The rods on our drapery cranes are manufactured at 35 7/8” in length. The finials are 3’ long and the L-bracket at the wall mount adds 1” from the outside of the bracket or 3/8” from inside the bracket. Consequently, an assembled drapery crane mounted on a window trim or wall will extend 39 ¼” from the inside edge of the wall bracket to the tip of the finial.

To install the cranes on a particular window, you may want to reduce the length of the crane to suit a specific window treatment. For example, suppose you want a pair of cranes to mount on the wall up tight to the window trim and you want the finials to overlap when the cranes are closed across the window. This treatment essentially has the ends of the two cranes butting up to each other if the finials were to be removed from the cranes. The window measures 42” wide from the outside of the window trim. To achieve this look, the tubular rods should be cut to a length of 20 5/8” long on each side [ i.e., 21” – 3/8” = 20 5/8” ].

If the same window treatment were to be installed with the brackets mounted on the outside edge of the window wood trim, then the rod length must be adjusted by the full 1” width of the L-bracket [ i.e., 21” – 1” = 20” cut size]. If the window treatment on the same window is to have the finials butt up to one another when the cranes are closed across the window, the length of the finial, as well as the adjustment for placement of the wall bracket must be considered. If the wall bracket is mounted on the wall next to the window trim, then the 21” overall extension of the crane from the inside edge of the L-bracket must be reduced 3/8” for the bracket extension and 3” for the length of the finial or 3 3/8” total. The tubular rods should be cut to 17 5/8” in length.
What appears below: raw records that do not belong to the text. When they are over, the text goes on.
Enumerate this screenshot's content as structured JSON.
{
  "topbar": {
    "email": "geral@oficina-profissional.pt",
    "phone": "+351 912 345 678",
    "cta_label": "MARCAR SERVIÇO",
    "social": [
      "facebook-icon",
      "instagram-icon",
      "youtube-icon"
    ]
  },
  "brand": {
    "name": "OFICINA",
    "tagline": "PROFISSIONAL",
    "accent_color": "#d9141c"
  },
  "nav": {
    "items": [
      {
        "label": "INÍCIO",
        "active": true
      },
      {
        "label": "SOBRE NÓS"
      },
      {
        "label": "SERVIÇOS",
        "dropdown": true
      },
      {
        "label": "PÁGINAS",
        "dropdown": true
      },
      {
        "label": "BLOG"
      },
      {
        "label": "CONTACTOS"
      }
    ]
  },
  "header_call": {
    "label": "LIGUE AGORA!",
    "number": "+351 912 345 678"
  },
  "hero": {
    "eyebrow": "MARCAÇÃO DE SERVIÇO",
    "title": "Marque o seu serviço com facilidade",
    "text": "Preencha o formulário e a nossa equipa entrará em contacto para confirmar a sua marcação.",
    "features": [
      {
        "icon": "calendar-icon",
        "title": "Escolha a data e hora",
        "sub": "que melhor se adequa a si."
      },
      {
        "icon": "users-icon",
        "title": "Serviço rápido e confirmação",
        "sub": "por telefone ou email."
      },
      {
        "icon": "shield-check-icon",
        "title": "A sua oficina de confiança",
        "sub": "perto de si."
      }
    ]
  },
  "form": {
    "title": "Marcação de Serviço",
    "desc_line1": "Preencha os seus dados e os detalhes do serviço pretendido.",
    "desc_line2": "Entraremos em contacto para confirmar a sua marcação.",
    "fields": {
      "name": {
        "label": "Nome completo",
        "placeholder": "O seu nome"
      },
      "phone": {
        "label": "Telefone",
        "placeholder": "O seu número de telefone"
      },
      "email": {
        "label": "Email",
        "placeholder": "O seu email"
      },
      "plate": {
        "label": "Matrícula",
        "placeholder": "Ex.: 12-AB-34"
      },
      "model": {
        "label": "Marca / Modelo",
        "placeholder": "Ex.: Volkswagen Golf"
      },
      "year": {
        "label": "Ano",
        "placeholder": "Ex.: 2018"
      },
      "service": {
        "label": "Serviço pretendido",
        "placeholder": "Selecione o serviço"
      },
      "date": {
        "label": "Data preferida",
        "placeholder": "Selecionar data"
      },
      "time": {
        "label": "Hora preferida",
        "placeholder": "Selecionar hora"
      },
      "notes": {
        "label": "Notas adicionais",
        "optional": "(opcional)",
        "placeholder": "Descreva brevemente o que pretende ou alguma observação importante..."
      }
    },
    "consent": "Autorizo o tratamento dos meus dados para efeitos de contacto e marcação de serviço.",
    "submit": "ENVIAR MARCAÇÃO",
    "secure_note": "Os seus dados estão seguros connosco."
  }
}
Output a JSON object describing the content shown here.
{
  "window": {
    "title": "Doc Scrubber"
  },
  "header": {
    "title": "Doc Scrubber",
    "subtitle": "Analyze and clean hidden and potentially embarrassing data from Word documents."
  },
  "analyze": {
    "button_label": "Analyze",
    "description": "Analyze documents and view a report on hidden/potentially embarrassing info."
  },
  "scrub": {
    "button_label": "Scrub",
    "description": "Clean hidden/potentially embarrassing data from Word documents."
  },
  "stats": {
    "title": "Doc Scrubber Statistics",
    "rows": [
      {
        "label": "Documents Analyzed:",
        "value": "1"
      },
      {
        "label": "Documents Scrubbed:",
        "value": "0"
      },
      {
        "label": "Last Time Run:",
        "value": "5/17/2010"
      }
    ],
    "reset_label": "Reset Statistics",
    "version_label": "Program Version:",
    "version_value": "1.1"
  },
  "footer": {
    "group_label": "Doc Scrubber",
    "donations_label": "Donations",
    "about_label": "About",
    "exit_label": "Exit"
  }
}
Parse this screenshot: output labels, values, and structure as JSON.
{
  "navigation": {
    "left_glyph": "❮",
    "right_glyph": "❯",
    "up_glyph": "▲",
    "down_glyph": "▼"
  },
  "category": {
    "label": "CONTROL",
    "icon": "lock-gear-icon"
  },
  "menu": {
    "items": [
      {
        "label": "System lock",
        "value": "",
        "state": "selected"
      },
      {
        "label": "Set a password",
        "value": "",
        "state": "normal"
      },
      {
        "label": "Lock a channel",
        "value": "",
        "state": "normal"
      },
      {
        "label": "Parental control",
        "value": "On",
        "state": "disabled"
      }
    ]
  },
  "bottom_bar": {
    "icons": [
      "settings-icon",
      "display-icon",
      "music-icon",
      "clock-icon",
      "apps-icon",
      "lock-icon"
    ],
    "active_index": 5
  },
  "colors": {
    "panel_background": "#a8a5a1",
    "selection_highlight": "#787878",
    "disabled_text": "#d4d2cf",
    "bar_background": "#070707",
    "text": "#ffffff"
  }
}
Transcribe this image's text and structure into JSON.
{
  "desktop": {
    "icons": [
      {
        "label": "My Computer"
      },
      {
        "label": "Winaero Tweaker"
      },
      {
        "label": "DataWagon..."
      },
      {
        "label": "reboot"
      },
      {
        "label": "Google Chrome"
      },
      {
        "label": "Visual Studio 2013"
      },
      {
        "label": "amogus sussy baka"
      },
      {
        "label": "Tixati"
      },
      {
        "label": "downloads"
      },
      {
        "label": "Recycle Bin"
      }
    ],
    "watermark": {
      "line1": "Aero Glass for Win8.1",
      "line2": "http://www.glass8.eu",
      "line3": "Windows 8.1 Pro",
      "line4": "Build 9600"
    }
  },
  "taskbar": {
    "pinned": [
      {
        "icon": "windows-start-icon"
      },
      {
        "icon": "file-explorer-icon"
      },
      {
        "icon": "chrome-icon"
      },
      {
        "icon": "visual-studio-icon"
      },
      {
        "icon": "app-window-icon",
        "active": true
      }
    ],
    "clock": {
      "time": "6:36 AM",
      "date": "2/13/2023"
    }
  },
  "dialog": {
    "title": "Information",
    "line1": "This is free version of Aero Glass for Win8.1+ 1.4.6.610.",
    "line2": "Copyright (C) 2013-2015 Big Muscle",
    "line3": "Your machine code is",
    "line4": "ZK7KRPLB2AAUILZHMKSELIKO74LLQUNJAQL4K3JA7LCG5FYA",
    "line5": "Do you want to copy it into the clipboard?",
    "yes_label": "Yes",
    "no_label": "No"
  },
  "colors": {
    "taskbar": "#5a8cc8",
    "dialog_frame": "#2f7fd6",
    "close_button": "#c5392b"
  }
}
You will want to cut the rods to make the overall crane extensions fit your treatment specifications as closely as possible. However, for most installations, a minor deviation in length up to ½” per rod is not likely to affect the appearance of the window treatment. Usually, you will have some leeway in the placement of the wall bracket that will allow you to compensate for minor deviations in the length of the rods.